I don’t like some of the discourse I see where we take a stance and we’re in a camp. It ultimately won’t get us anywhere and we’re still left with the problem of how do we ensure that all people, however they identify, get equitable care and caring access to services. So, one of the things I would shout out is, please, can we talk about this in a kind way?
Coming up next
At BASHH in particular we have a couple of big things coming up. We are working with some partners to consider what ‘good’ looks like in sexual health services, and that’s going to be a huge piece of consultation work. We’re also refreshing our guidelines in the next 12 months, and again, that will help us drive the quality and care standards for people who are accessing their care online.
We are also trying to do a big piece of work around Love GUM, which is a campaign we’re leading on that aims to recruit more people to GUM, in particular doctors, but also for specialist nurses and health advisors. This is about reminding people that we’re a great area of medicine to work in, alongside highlighting what the benefits are of working in our services.

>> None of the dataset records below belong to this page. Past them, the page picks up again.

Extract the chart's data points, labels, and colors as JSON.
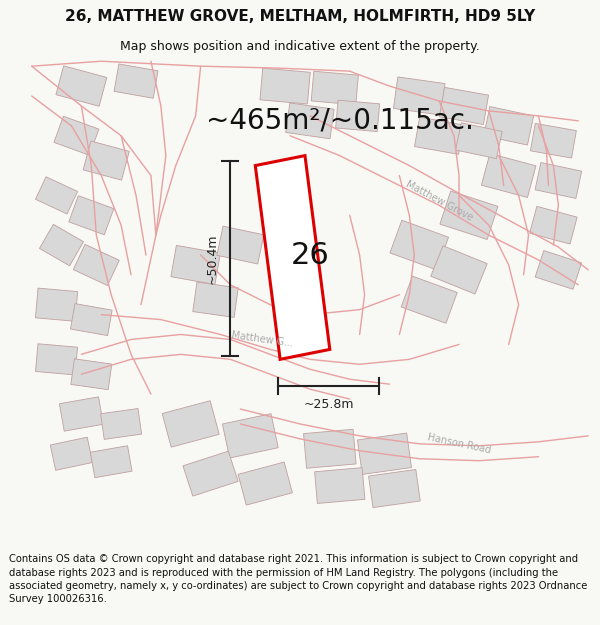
{
  "title_line1": "26, MATTHEW GROVE, MELTHAM, HOLMFIRTH, HD9 5LY",
  "title_line2": "Map shows position and indicative extent of the property.",
  "area_label": "~465m²/~0.115ac.",
  "plot_number": "26",
  "dim_vertical": "~50.4m",
  "dim_horizontal": "~25.8m",
  "footer_text": "Contains OS data © Crown copyright and database right 2021. This information is subject to Crown copyright and database rights 2023 and is reproduced with the permission of HM Land Registry. The polygons (including the associated geometry, namely x, y co-ordinates) are subject to Crown copyright and database rights 2023 Ordnance Survey 100026316.",
  "bg_color": "#ffffff",
  "page_color": "#f8f8f4",
  "map_bg": "#ffffff",
  "plot_fill": "#ffffff",
  "plot_edge": "#dd0000",
  "road_color": "#e8a0a0",
  "bldg_fill": "#d8d8d8",
  "bldg_edge": "#c0a0a0",
  "dim_color": "#222222",
  "text_color": "#111111",
  "street_label_color": "#aaaaaa",
  "title_fs": 11,
  "subtitle_fs": 9,
  "area_fs": 20,
  "plot_num_fs": 22,
  "dim_fs": 9,
  "footer_fs": 7.2,
  "street_fs": 7,
  "road_lw": 1.0,
  "plot_lw": 2.2,
  "bldg_lw": 0.6
}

I’m also kind of looking towards the future now because the BASHH president role only lasts two years, so I’ll only be in post another year after December, and I’d still be interested in looking at how we drive good policy at the national level for sexual health services as we see the introduction of the new models of integrated care systems (ICSs).
There are going be a lot of ICSs with a lot of pressure for them to focus on things like obesity and cancer, all of which are obviously very important, but sex and good sexual health spans across people’s life courses so it is important to have a positive approach to their own sexual identity and their own sexual health. This should be something that’s embedded in every aspect of integrated care systems. I’m really keen to look at how we make sure that happens on a policy level in the next five to ten years.
A final word about working in sexual health
I would just say that working in sexual health is the best place to work, and if anybody is uncertain about where they want to go next in their career, I would strongly recommend they contact their local sexual health service or the local GUM consultant, or their local CSRH consultant and ask them: “Can I come and spend a few days in your service and see what it’s like?”
I’m proud of the people I work with every day. I’m delighted that I’ve made a small difference to someone’s life, and that can be achieved by being kind and knowledgeable. If you want to work somewhere like that, GUM or sexual health is for you.